А потом была ботаника.
— Сегодня я расскажу вам о растениях-хищниках, — объявила учительница. — Слышал ли кто-нибудь из вас о них?
Я сразу вспомнил, как летом на рыбалке отец показал мне пузырчатку, и громко выпалил:
— Я видел пузырчатку.
— Очень хорошо, — сказала учительница. — Расскажи нам, где ты ее видел?
— Летом мы с отцом много рыбачили, — начал я. — На удочки. Ловили окуней, иногда плотвички попадались. А однажды поймали огромную щу…
— Ты говори о пузырчатке, — остановила меня учительница.

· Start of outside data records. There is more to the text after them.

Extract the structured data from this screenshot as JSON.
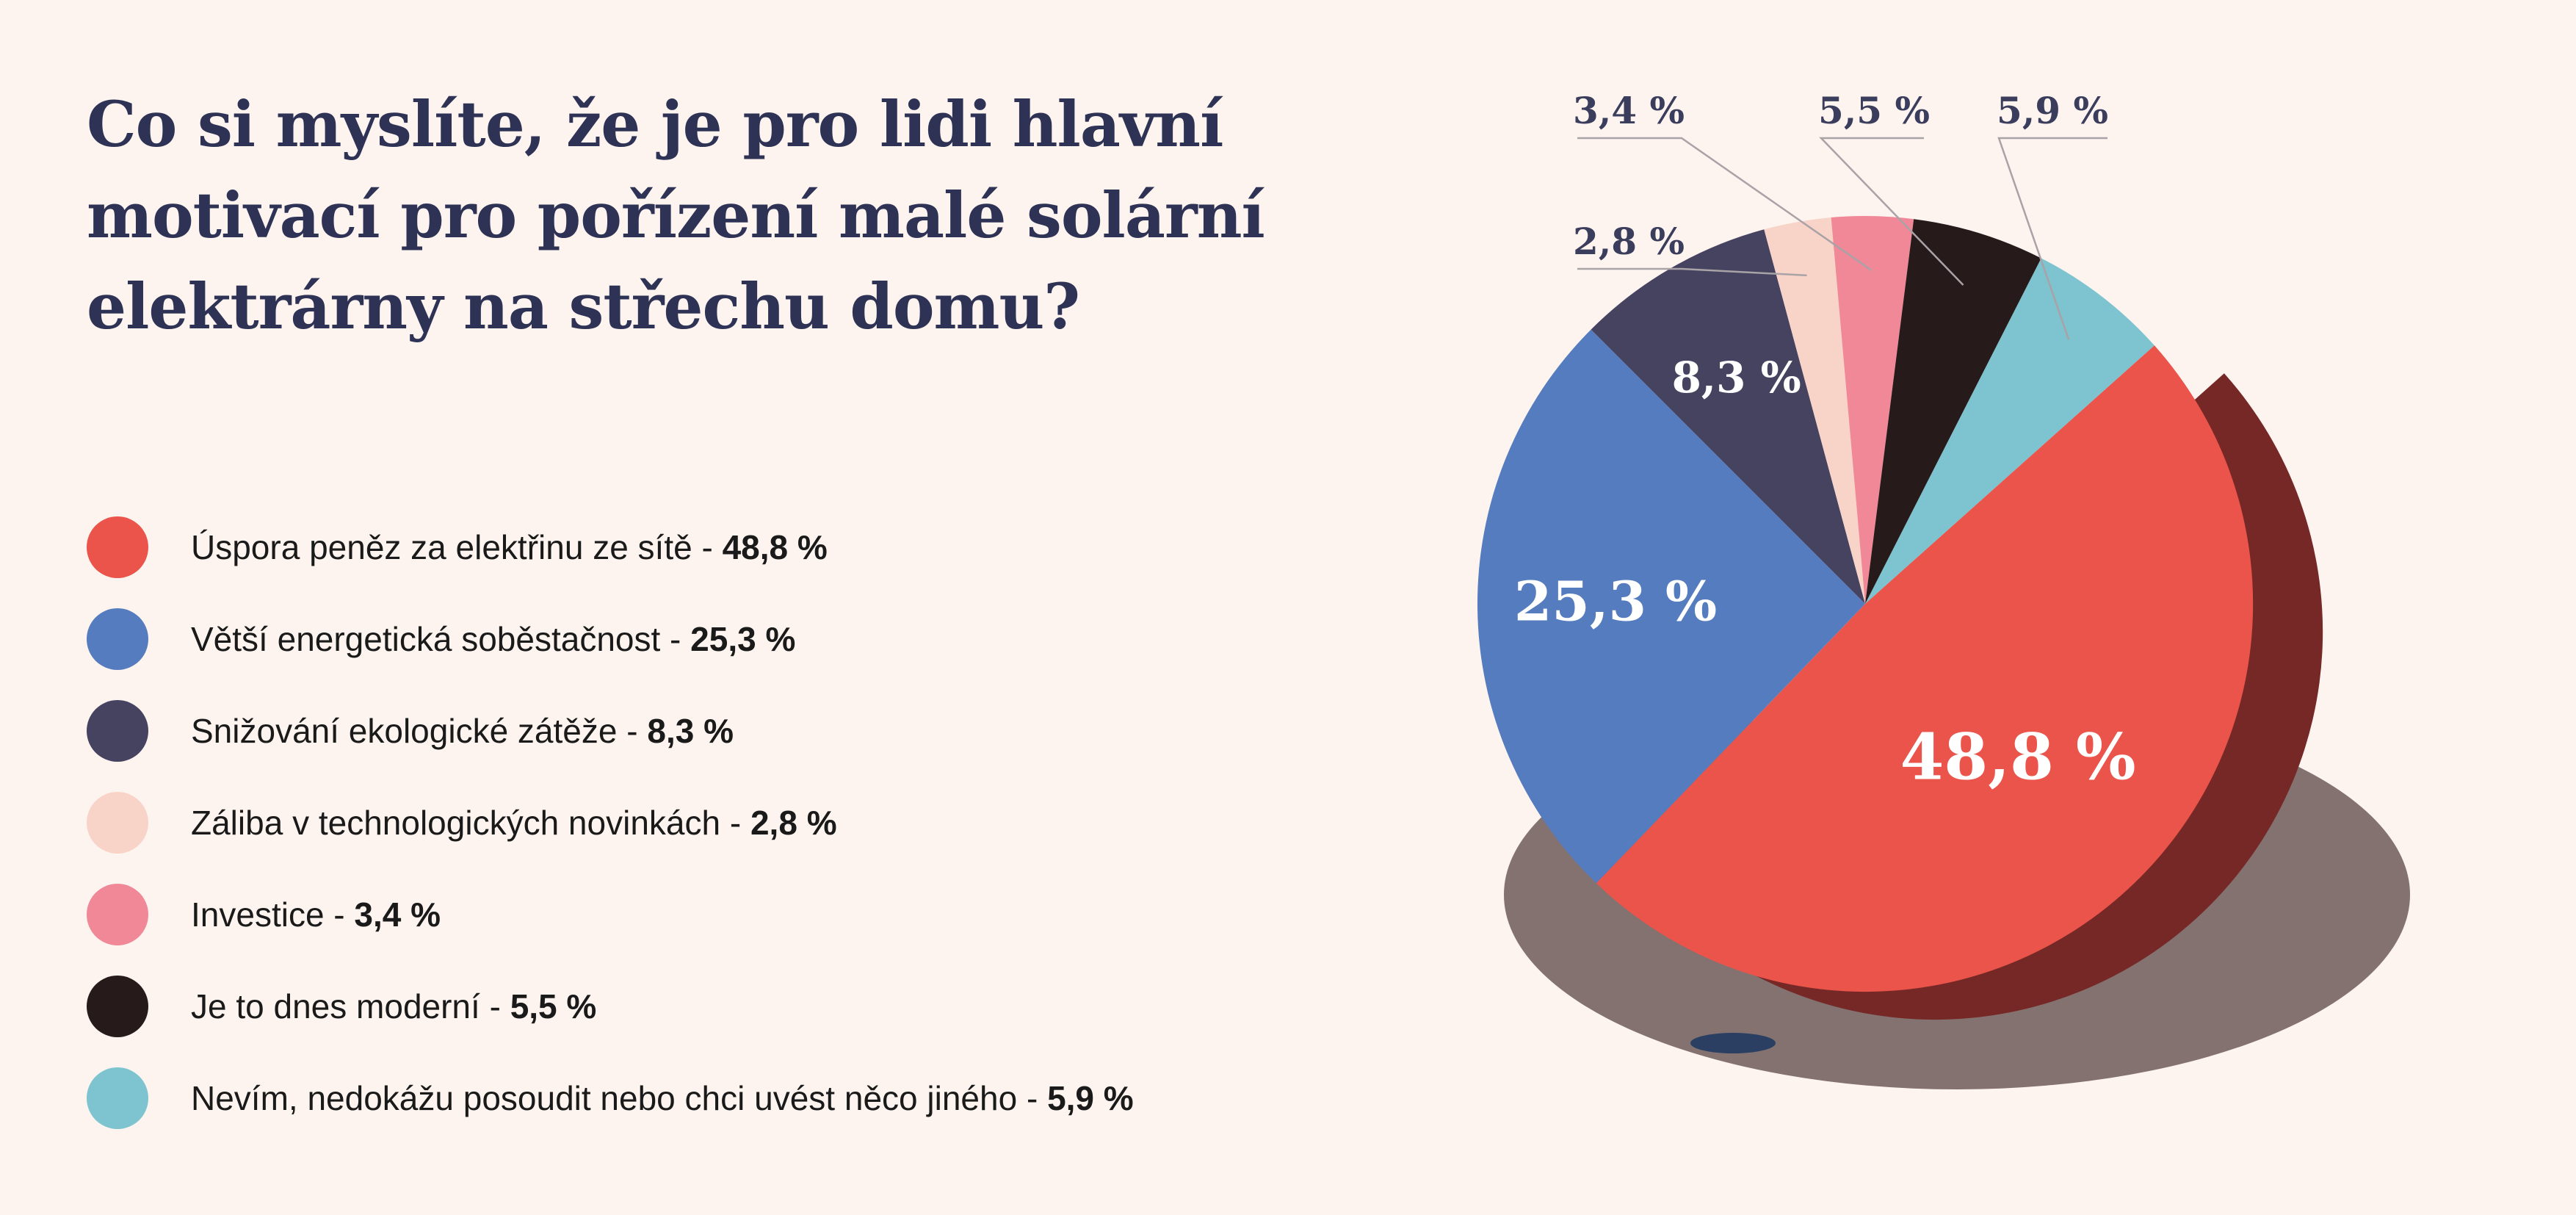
{
  "chart_data": {
    "type": "pie",
    "title": [
      "Co si myslíte, že je pro lidi hlavní",
      "motivací pro pořízení malé solární",
      "elektrárny na střechu domu?"
    ],
    "start_angle_deg": 27,
    "clockwise": true,
    "slices": [
      {
        "name": "Nevím, nedokážu posoudit nebo chci uvést něco jiného",
        "value": 5.9,
        "value_label": "5,9 %",
        "color": "#7dc4d0",
        "label_style": "outside"
      },
      {
        "name": "Úspora peněz za elektřinu ze sítě",
        "value": 48.8,
        "value_label": "48,8 %",
        "color": "#ea544b",
        "label_style": "inside-large"
      },
      {
        "name": "Větší energetická soběstačnost",
        "value": 25.3,
        "value_label": "25,3 %",
        "color": "#557cbe",
        "label_style": "inside"
      },
      {
        "name": "Snižování ekologické zátěže",
        "value": 8.3,
        "value_label": "8,3 %",
        "color": "#454360",
        "label_style": "inside"
      },
      {
        "name": "Záliba v technologických novinkách",
        "value": 2.8,
        "value_label": "2,8 %",
        "color": "#f8d4c8",
        "label_style": "outside"
      },
      {
        "name": "Investice",
        "value": 3.4,
        "value_label": "3,4 %",
        "color": "#f08898",
        "label_style": "outside"
      },
      {
        "name": "Je to dnes moderní",
        "value": 5.5,
        "value_label": "5,5 %",
        "color": "#261a1a",
        "label_style": "outside"
      }
    ],
    "legend": [
      {
        "label": "Úspora peněz za elektřinu ze sítě",
        "value_label": "48,8 %",
        "color": "#ea544b"
      },
      {
        "label": "Větší energetická soběstačnost",
        "value_label": "25,3 %",
        "color": "#557cbe"
      },
      {
        "label": "Snižování ekologické zátěže",
        "value_label": "8,3 %",
        "color": "#454360"
      },
      {
        "label": "Záliba v technologických novinkách",
        "value_label": "2,8 %",
        "color": "#f8d4c8"
      },
      {
        "label": "Investice",
        "value_label": "3,4 %",
        "color": "#f08898"
      },
      {
        "label": "Je to dnes moderní",
        "value_label": "5,5 %",
        "color": "#261a1a"
      },
      {
        "label": "Nevím, nedokážu posoudit nebo chci uvést něco jiného",
        "value_label": "5,9 %",
        "color": "#7dc4d0"
      }
    ],
    "legend_position": "left",
    "exploded_slice_depth_color": "#762826",
    "shadow_color": "#83726f"
  }
}
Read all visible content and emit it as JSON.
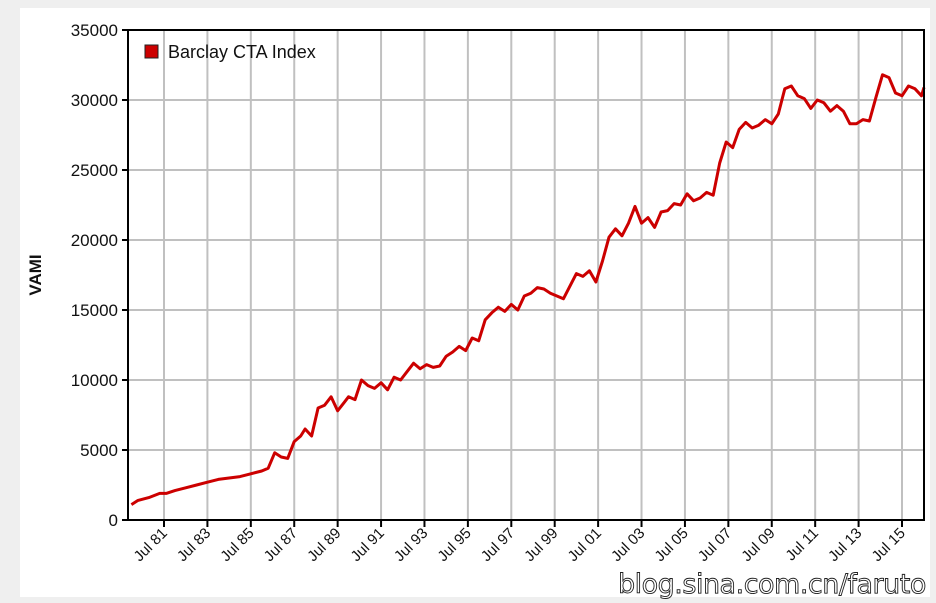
{
  "chart_data": {
    "type": "line",
    "title": "",
    "xlabel": "",
    "ylabel": "VAMI",
    "ylim": [
      0,
      35000
    ],
    "yticks": [
      0,
      5000,
      10000,
      15000,
      20000,
      25000,
      30000,
      35000
    ],
    "xtick_labels": [
      "Jul 81",
      "Jul 83",
      "Jul 85",
      "Jul 87",
      "Jul 89",
      "Jul 91",
      "Jul 93",
      "Jul 95",
      "Jul 97",
      "Jul 99",
      "Jul 01",
      "Jul 03",
      "Jul 05",
      "Jul 07",
      "Jul 09",
      "Jul 11",
      "Jul 13",
      "Jul 15"
    ],
    "xlim": [
      1979.9,
      2016.6
    ],
    "grid": true,
    "legend_position": "upper-left",
    "series": [
      {
        "name": "Barclay CTA Index",
        "color": "#cc0000",
        "x": [
          1980.0,
          1980.3,
          1980.8,
          1981.3,
          1981.6,
          1982.0,
          1982.5,
          1983.0,
          1983.5,
          1984.0,
          1984.5,
          1985.0,
          1985.5,
          1986.0,
          1986.3,
          1986.6,
          1986.9,
          1987.2,
          1987.5,
          1987.8,
          1988.0,
          1988.3,
          1988.6,
          1988.9,
          1989.2,
          1989.5,
          1989.8,
          1990.0,
          1990.3,
          1990.6,
          1990.9,
          1991.2,
          1991.5,
          1991.8,
          1992.1,
          1992.4,
          1992.7,
          1993.0,
          1993.3,
          1993.6,
          1993.9,
          1994.2,
          1994.5,
          1994.8,
          1995.1,
          1995.4,
          1995.7,
          1996.0,
          1996.3,
          1996.6,
          1996.9,
          1997.2,
          1997.5,
          1997.8,
          1998.1,
          1998.4,
          1998.7,
          1999.0,
          1999.3,
          1999.6,
          1999.9,
          2000.2,
          2000.5,
          2000.8,
          2001.1,
          2001.4,
          2001.7,
          2002.0,
          2002.3,
          2002.6,
          2002.9,
          2003.2,
          2003.5,
          2003.8,
          2004.1,
          2004.4,
          2004.7,
          2005.0,
          2005.3,
          2005.6,
          2005.9,
          2006.2,
          2006.5,
          2006.8,
          2007.1,
          2007.4,
          2007.7,
          2008.0,
          2008.3,
          2008.6,
          2008.9,
          2009.2,
          2009.5,
          2009.8,
          2010.1,
          2010.4,
          2010.7,
          2011.0,
          2011.3,
          2011.6,
          2011.9,
          2012.2,
          2012.5,
          2012.8,
          2013.1,
          2013.4,
          2013.7,
          2014.0,
          2014.3,
          2014.6,
          2014.9,
          2015.2,
          2015.5,
          2015.8,
          2016.1,
          2016.4,
          2016.6
        ],
        "values": [
          1100,
          1400,
          1600,
          1900,
          1900,
          2100,
          2300,
          2500,
          2700,
          2900,
          3000,
          3100,
          3300,
          3500,
          3700,
          4800,
          4500,
          4400,
          5600,
          6000,
          6500,
          6000,
          8000,
          8200,
          8800,
          7800,
          8400,
          8800,
          8600,
          10000,
          9600,
          9400,
          9800,
          9300,
          10200,
          10000,
          10600,
          11200,
          10800,
          11100,
          10900,
          11000,
          11700,
          12000,
          12400,
          12100,
          13000,
          12800,
          14300,
          14800,
          15200,
          14900,
          15400,
          15000,
          16000,
          16200,
          16600,
          16500,
          16200,
          16000,
          15800,
          16700,
          17600,
          17400,
          17800,
          17000,
          18500,
          20200,
          20800,
          20300,
          21200,
          22400,
          21200,
          21600,
          20900,
          22000,
          22100,
          22600,
          22500,
          23300,
          22800,
          23000,
          23400,
          23200,
          25500,
          27000,
          26600,
          27900,
          28400,
          28000,
          28200,
          28600,
          28300,
          29000,
          30800,
          31000,
          30300,
          30100,
          29400,
          30000,
          29800,
          29200,
          29600,
          29200,
          28300,
          28300,
          28600,
          28500,
          30200,
          31800,
          31600,
          30500,
          30300,
          31000,
          30800,
          30300,
          30900
        ]
      }
    ]
  },
  "legend": {
    "label": "Barclay CTA Index"
  },
  "axis": {
    "ylabel": "VAMI"
  },
  "watermark": "blog.sina.com.cn/faruto"
}
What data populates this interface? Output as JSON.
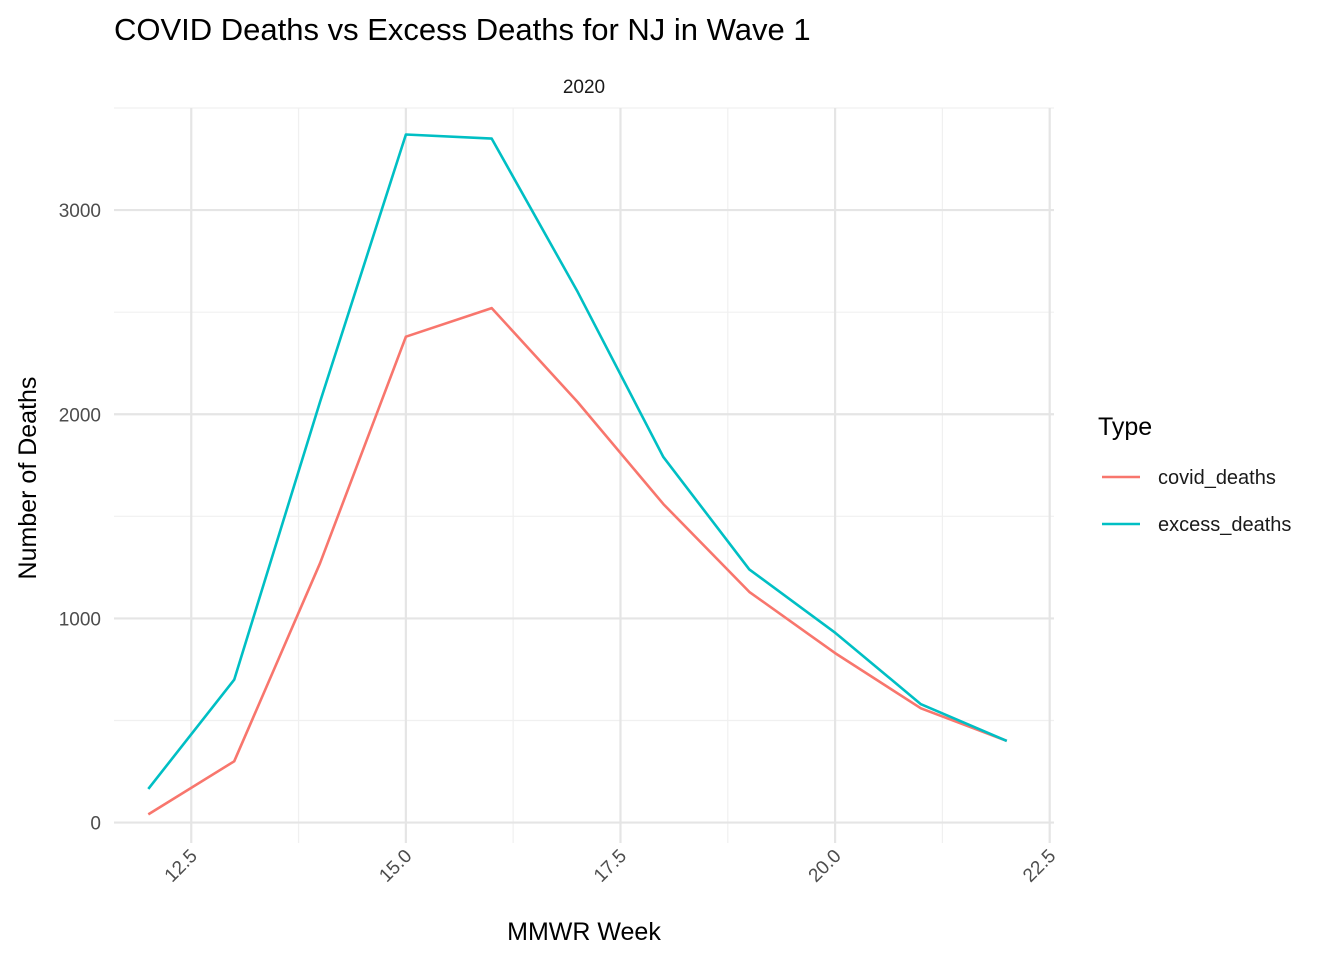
{
  "chart_data": {
    "type": "line",
    "title": "COVID Deaths vs Excess Deaths for NJ in Wave 1",
    "facet_label": "2020",
    "xlabel": "MMWR Week",
    "ylabel": "Number of Deaths",
    "x": [
      12,
      13,
      14,
      15,
      16,
      17,
      18,
      19,
      20,
      21,
      22
    ],
    "xlim": [
      11.6,
      22.55
    ],
    "ylim": [
      -100,
      3500
    ],
    "x_ticks": [
      12.5,
      15.0,
      17.5,
      20.0,
      22.5
    ],
    "x_tick_labels": [
      "12.5",
      "15.0",
      "17.5",
      "20.0",
      "22.5"
    ],
    "y_ticks": [
      0,
      1000,
      2000,
      3000
    ],
    "y_tick_labels": [
      "0",
      "1000",
      "2000",
      "3000"
    ],
    "grid": true,
    "legend": {
      "title": "Type",
      "position": "right"
    },
    "series": [
      {
        "name": "covid_deaths",
        "color": "#F8766D",
        "values": [
          40,
          300,
          1270,
          2380,
          2520,
          2060,
          1560,
          1130,
          830,
          560,
          400
        ]
      },
      {
        "name": "excess_deaths",
        "color": "#00BFC4",
        "values": [
          165,
          700,
          2060,
          3370,
          3350,
          2600,
          1790,
          1240,
          930,
          580,
          400
        ]
      }
    ]
  }
}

— Тогда и пузырчатку отец мне показал. Она растет в воде. Вся в воде. И вся в пузырях. Над водой — только стебель да цветок. Желтый такой, как флажок…
— Правильно! — кивнула учительница. — На конце листьев пузырчатки большие и маленькие пузырьки. От них она и получила свое название.
— Пузырьки имеют дверцы, — продолжал я.
— Клапаны, — поправила учительница.
— Клапаны, — повторил я. — Спасается малек от окуня, ткнется в дверцу-клапан, она откроется и скроет малька. Только потом захочет малек выбраться наружу, а дверца его не выпустит. Так и съест пузырь малька.
Ребята загудели, заерзали на партах, но учительница сказала:
— Да, так. Стенки пузырька выделят кислоту, отравят малька и постепенно переварят совсем. Спрятался малек от окуня, да попал в западню… Молодец! Садись, пять!